A decorated balustrade keeps out the morning chill,
As if one were looking from the Aloeswood Pavilion.
As spring arrives, who is the overseer of the blossoms:
The peony, it is, who commands the fragrant throng.
Written by Feng Qi (1559-603), a scholar official of the late Ming dynasty (13681644), the poem refers to the peonies given to Prime Minister Yang Guozhong (died 756) by the Emperor Xuanzong (reigned 712-56). Within the Prime Minister's collection, crimson, white, and pink blossoms were considered the rarest; these are the very colors depicted by Hoitsu. Poems of the Tang dynasty also compare the voluptuous beauty of the emperor's mistress, Lady Yang (719-756), to the peony.

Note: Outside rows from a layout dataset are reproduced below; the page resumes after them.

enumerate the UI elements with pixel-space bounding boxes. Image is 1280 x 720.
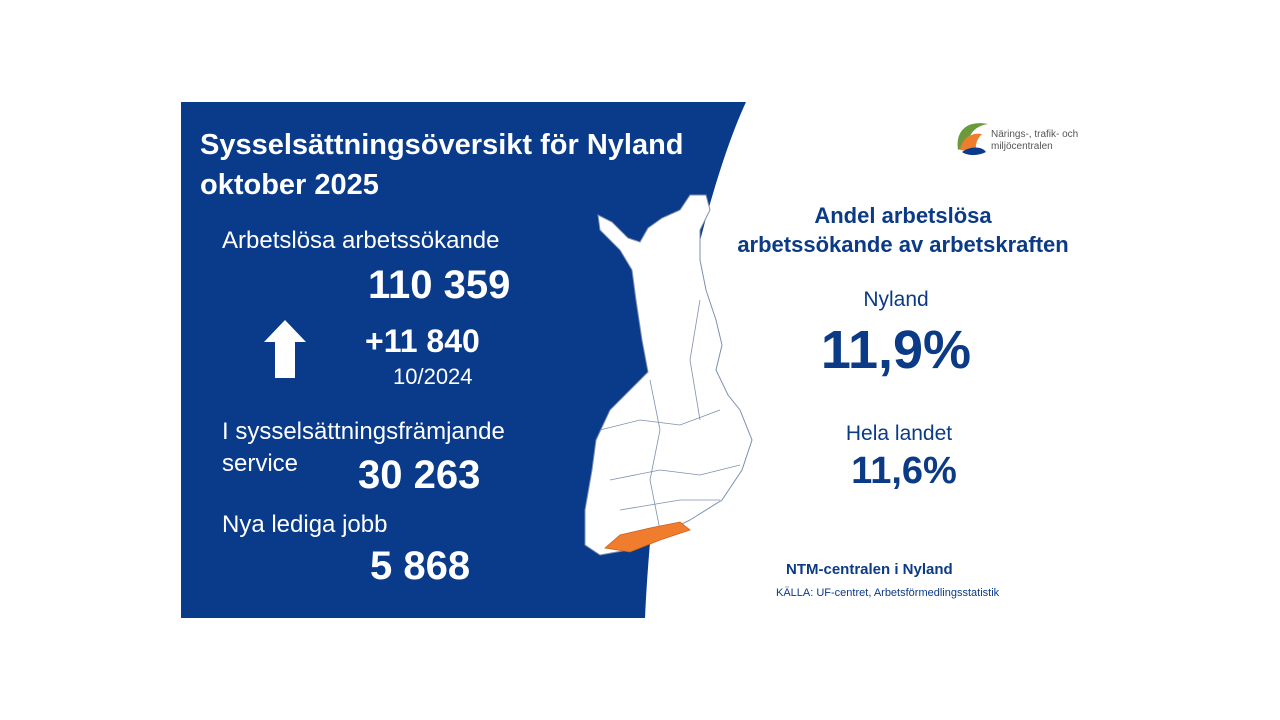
- value: 30 263: [358, 453, 481, 497]
- footer-source: KÄLLA: UF-centret, Arbetsförmedlingsstat…: [776, 587, 1000, 599]
- region-value: 11,6%: [851, 450, 957, 492]
- period: 10/2024: [393, 364, 473, 389]
- value: 5 868: [370, 544, 471, 588]
- label: service: [222, 450, 299, 477]
- value: 110 359: [368, 263, 511, 307]
- logo-leaf: [960, 133, 982, 152]
- logo-text: Närings-, trafik- och: [991, 129, 1079, 140]
- map-finland: [584, 194, 753, 556]
- title: oktober 2025: [200, 169, 379, 201]
- logo-text: miljöcentralen: [991, 141, 1053, 152]
- title: Sysselsättningsöversikt för Nyland: [200, 129, 684, 161]
- region-value: 11,9%: [820, 320, 972, 380]
- logo-leaf: [962, 147, 986, 155]
- label: Nya lediga jobb: [222, 511, 388, 538]
- map-borders: [599, 299, 741, 531]
- footer-org: NTM-centralen i Nyland: [786, 561, 953, 578]
- region-name: Hela landet: [845, 422, 953, 445]
- change: +11 840: [365, 323, 480, 359]
- heading: arbetssökande av arbetskraften: [737, 232, 1069, 257]
- region-name: Nyland: [863, 288, 929, 311]
- label: Arbetslösa arbetssökande: [222, 227, 500, 254]
- arrow-up: [264, 320, 306, 378]
- map-nyland: [604, 521, 691, 553]
- heading: Andel arbetslösa: [814, 203, 992, 228]
- label: I sysselsättningsfrämjande: [222, 418, 505, 445]
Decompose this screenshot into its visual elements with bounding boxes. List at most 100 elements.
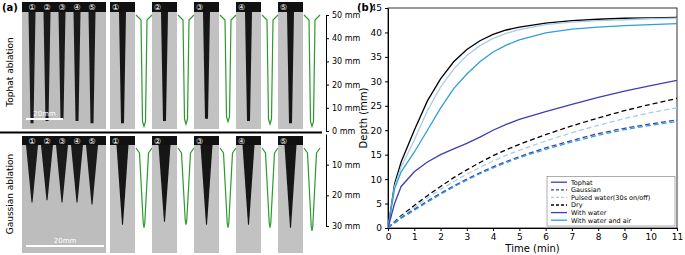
tick: 6 (543, 228, 549, 242)
tick-label: 7 (570, 232, 576, 242)
hole-profile (220, 148, 236, 228)
tick: 11 (672, 228, 683, 242)
hole-section (159, 145, 171, 222)
scale-bar-label: 20mm (54, 237, 77, 245)
overview-hole (26, 145, 38, 202)
axis-line (389, 228, 678, 229)
tick: 45 (371, 3, 388, 13)
tick: 0 mm (326, 127, 355, 136)
tick: 7 (570, 228, 576, 242)
row-separator (0, 132, 322, 134)
hole-profile (304, 15, 320, 126)
tick-mark (326, 226, 329, 227)
axis-line (326, 135, 327, 227)
tick-mark (519, 228, 520, 231)
tick-mark (385, 57, 388, 58)
tick: 25 (371, 101, 388, 111)
tick-label: 3 (464, 232, 470, 242)
tick: 30 mm (326, 222, 361, 231)
hole-profile (304, 148, 320, 231)
hole-photo (110, 136, 135, 253)
hole-photo (236, 136, 261, 253)
tick-mark (326, 15, 329, 16)
hole-photo-band (152, 136, 177, 145)
tick-mark (385, 81, 388, 82)
tick: 50 mm (326, 11, 361, 20)
tick-label: 1 (412, 232, 418, 242)
overview-hole (59, 12, 66, 119)
tick-mark (493, 228, 494, 231)
tick-mark (326, 195, 329, 196)
tick: 10 mm (326, 104, 361, 113)
hole-label: ③ (196, 3, 203, 12)
series-line (388, 80, 677, 228)
tick-label: 25 (371, 101, 382, 111)
tick-mark (326, 108, 329, 109)
overview-hole-label: ① (28, 3, 35, 12)
overview-hole (29, 12, 36, 123)
tick-mark (385, 228, 388, 229)
tick-mark (385, 8, 388, 9)
series-line (388, 17, 677, 228)
hole-photo (278, 2, 303, 129)
hole-profile (178, 15, 194, 124)
overview-photo (22, 136, 106, 253)
overview-hole (71, 145, 83, 202)
tick: 5 (517, 228, 523, 242)
legend-swatch (551, 189, 567, 190)
tick-mark (546, 228, 547, 231)
plot-area (388, 17, 677, 228)
hole-photo (194, 136, 219, 253)
tick-label: 0 mm (332, 127, 355, 136)
hole-profile (136, 15, 152, 126)
tick: 5 (376, 199, 388, 209)
tick-mark (385, 130, 388, 131)
series-line (388, 120, 677, 228)
tick-mark (385, 106, 388, 107)
hole-photo-band (152, 2, 177, 12)
tick-label: 35 (371, 52, 382, 62)
tick-mark (677, 228, 678, 231)
tick-mark (385, 179, 388, 180)
overview-hole-label: ② (43, 137, 50, 146)
row-title: Gaussian ablation (5, 154, 15, 235)
tick-label: 10 (371, 174, 383, 184)
hole-label: ④ (238, 137, 245, 146)
overview-hole (41, 145, 53, 200)
hole-profile (178, 148, 194, 225)
hole-photo-band (236, 136, 261, 145)
tick-mark (326, 165, 329, 166)
hole-photo (194, 2, 219, 129)
hole-photo (152, 2, 177, 129)
tick-mark (326, 85, 329, 86)
hole-section (203, 12, 210, 119)
tick-label: 0 (376, 223, 382, 233)
depth-scale-axis: 10 mm 20 mm 30 mm (326, 135, 361, 232)
tick-mark (326, 131, 329, 132)
hole-section (201, 145, 213, 225)
overview-hole-label: ④ (73, 3, 80, 12)
tick-label: 11 (672, 232, 683, 242)
hole-photo-band (194, 136, 219, 145)
tick: 10 mm (326, 161, 361, 170)
tick-label: 2 (438, 232, 444, 242)
tick-label: 20 mm (332, 191, 361, 200)
tick-mark (441, 228, 442, 231)
tick-mark (467, 228, 468, 231)
tick-label: 5 (517, 232, 523, 242)
tick: 40 mm (326, 34, 361, 43)
tick: 8 (596, 228, 602, 242)
tick-label: 0 (386, 232, 392, 242)
tick-mark (414, 228, 415, 231)
ablation-row: Gaussian ablation①②③④⑤20mm①②③④⑤10 mm20 m… (5, 135, 361, 254)
tick-label: 30 mm (332, 57, 361, 66)
overview-top-band (22, 2, 106, 12)
series-line (388, 121, 677, 228)
overview-photo (22, 2, 106, 129)
tick-mark (624, 228, 625, 231)
series-line (388, 24, 677, 228)
tick-mark (572, 228, 573, 231)
tick-label: 10 mm (332, 104, 361, 113)
tick: 30 (371, 77, 388, 87)
tick-label: 40 (371, 28, 383, 38)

The careful union of image and text in this painting points out the high level of appreciation for Chinese classical literature in Hoitsu's circle. Kameda Ryorai, who transcribed the poem, was the son of Kameda Bosai (1752-1862) a distinguished Confucian scholar, painter, and calligrapher.
After sampling and mastering a wide range of current painting styles, Hoitsu returned to the treasures in his own household--works by Ogata Korin (1658-1716) commissioned by the artist's family in the early eighteenth century--and chose to celebrate and adapt the Korin style.